Slavery is being practiced by the system under the color of law. Slavery 400 years ago, slavery today, it’s the same thing, but with a new name. They’re making millions and millions of dollars enslaving blacks, poor whites, and others — people who don’t even know they’re being railroaded.
–— Political Prisoner Ruchel Magee.
This “land of opportunity” now boasts a prison population of nearly 2.4 million, higher than any other nation, ¾ of a million more than China, which has four times the population of the U.S. California alone has over 160,000 inmates — more than France, Germany, Great Britain, Japan and the Netherlands COMBINED. These five countries have a total population eleven times that of California. They are no less racist than the U.S. but have a different policy in treating non-violent offenders.
According to a U.S. Justice Department Report, as of this year, 7 million people are in prison, on probation or on parole. That means 1 in every 32 Americans is in the system. (http://www.usdoj.gov/) Seventy percent of all prisoners in the U.S. are black or Latino.
This massive imprisonment of millions is part of U.S. rulers’ efforts to control the working class and especially the potential rebellion of the most oppressed, the black and Latino workers. It occurs in the context of the virtual elimination of welfare under Clinton — when the big leap in the prison population took place — and the slashing of wages and jobs of all workers. Facing sharp economic crises and heightening inter-imperialist rivalry over energy supplies, U.S. rulers must exercise tight control over U.S. workers and try to win them to support — or at least not fight against — the rulers’ increased exploitation, even more intense racism and preparations for wider wars. As brother Ruchel Magee says (above), slavery today — of which this mass imprisonment in U.S.-style concentration camps (and the threat of it to millions more) is a part — has a new name. That name is fascism.
History of U.S. Prison Labor
Prison labor has its roots in slavery. After the 1861-1865 Civil War, a system of “hiring out prisoners” was introduced in order to continue slave labor. Freed slaves were charged with not carrying out their sharecropping commitments (cultivating someone else’s land in exchange for part of the harvest) or petty thievery — which were almost never proven — and were then “hired out” for cotton picking, mining and building railroads. From 1870 until 1910, 88% of “hired-out” convicts in Georgia were black. In Alabama, 93% of “hired-out” miners were black. In Mississippi, a huge prison farm similar to the old slave plantations replaced the system of hiring out convicts. The notorious Parchman plantation existed until 1972.
Prison labor is a pot of gold for the bosses: no strikes, unions, health benefits, unemployment insurance or workers’ compensation. This is one of the main reasons for such high incarceration rates in the U.S. At least 37 states have legalized the contracting out of prison labor by private corporations that mount their operations inside state prisons.

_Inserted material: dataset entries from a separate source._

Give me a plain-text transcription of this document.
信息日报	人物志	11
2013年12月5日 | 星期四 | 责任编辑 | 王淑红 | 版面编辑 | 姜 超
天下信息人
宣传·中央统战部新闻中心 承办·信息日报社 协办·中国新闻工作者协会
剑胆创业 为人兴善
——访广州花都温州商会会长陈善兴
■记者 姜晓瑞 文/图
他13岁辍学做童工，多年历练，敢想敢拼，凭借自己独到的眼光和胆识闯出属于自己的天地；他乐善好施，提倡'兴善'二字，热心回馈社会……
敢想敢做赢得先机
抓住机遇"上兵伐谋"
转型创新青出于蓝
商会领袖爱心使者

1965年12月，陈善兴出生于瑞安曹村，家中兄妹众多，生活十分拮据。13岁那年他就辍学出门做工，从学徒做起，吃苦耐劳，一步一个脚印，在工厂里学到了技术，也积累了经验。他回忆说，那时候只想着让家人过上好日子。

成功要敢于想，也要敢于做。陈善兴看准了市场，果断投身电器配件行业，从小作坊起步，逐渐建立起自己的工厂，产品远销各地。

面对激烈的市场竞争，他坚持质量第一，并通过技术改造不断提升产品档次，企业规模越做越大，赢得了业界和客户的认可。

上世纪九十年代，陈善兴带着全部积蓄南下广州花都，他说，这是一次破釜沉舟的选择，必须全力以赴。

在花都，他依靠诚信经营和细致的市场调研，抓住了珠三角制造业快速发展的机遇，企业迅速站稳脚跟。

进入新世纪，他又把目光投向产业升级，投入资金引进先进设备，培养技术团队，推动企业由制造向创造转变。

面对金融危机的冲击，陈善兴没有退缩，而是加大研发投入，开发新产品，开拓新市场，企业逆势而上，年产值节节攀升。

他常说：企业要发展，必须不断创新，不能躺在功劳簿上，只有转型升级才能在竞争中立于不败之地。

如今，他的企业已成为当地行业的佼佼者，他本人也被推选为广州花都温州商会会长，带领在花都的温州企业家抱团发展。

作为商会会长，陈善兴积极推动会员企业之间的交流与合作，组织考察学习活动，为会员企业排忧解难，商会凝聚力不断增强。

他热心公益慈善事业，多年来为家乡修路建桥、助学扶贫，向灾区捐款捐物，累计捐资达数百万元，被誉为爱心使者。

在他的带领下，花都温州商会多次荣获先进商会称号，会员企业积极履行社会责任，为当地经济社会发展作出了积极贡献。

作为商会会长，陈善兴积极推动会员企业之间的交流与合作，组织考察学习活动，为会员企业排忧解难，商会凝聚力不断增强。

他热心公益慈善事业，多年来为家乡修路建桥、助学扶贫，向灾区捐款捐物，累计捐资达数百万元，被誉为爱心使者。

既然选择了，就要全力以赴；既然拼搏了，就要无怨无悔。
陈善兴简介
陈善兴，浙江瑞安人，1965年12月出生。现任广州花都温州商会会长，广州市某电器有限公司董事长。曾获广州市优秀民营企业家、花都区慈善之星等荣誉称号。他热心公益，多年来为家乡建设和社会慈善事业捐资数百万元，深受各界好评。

These companies contain the cream of U.S. corporate society: IBM, Boeing, Motorola, Microsoft, AT&T Wireless, Texas Instrument, Dell, Compaq, Honeywell, Hewlett-Packard, Nortel, Lucent Technologies, 3Com, Intel, Northern Telecom, Nordstrom’s, Revlon, Macy’s, Pierre Cardin, Target Stores and many more. All of these businesses reap extraordinary profits from the economic boom generated by prison labor. Just between 1980 and 1994, such profits rose from $392 million to $1.31 billion.
Inmates in state penitentiaries generally receive the minimum wage for their work, but in Colorado, they’re paid about $2 per hour, well below the minimum. And in privately-run prisons, they receive as little as 17¢/hr for a maximum of six hours a day, or about $20 per month. The highest-paying private prison is the Correctional Corporation of America (CCA) in Tennessee — prisoners receive 50¢/hr for what they call “highly skilled positions.” At those rates, it’s no surprise that inmates find federal prison pay “very generous” — possibly $1.25/hr, eight hours a day, and sometimes overtime.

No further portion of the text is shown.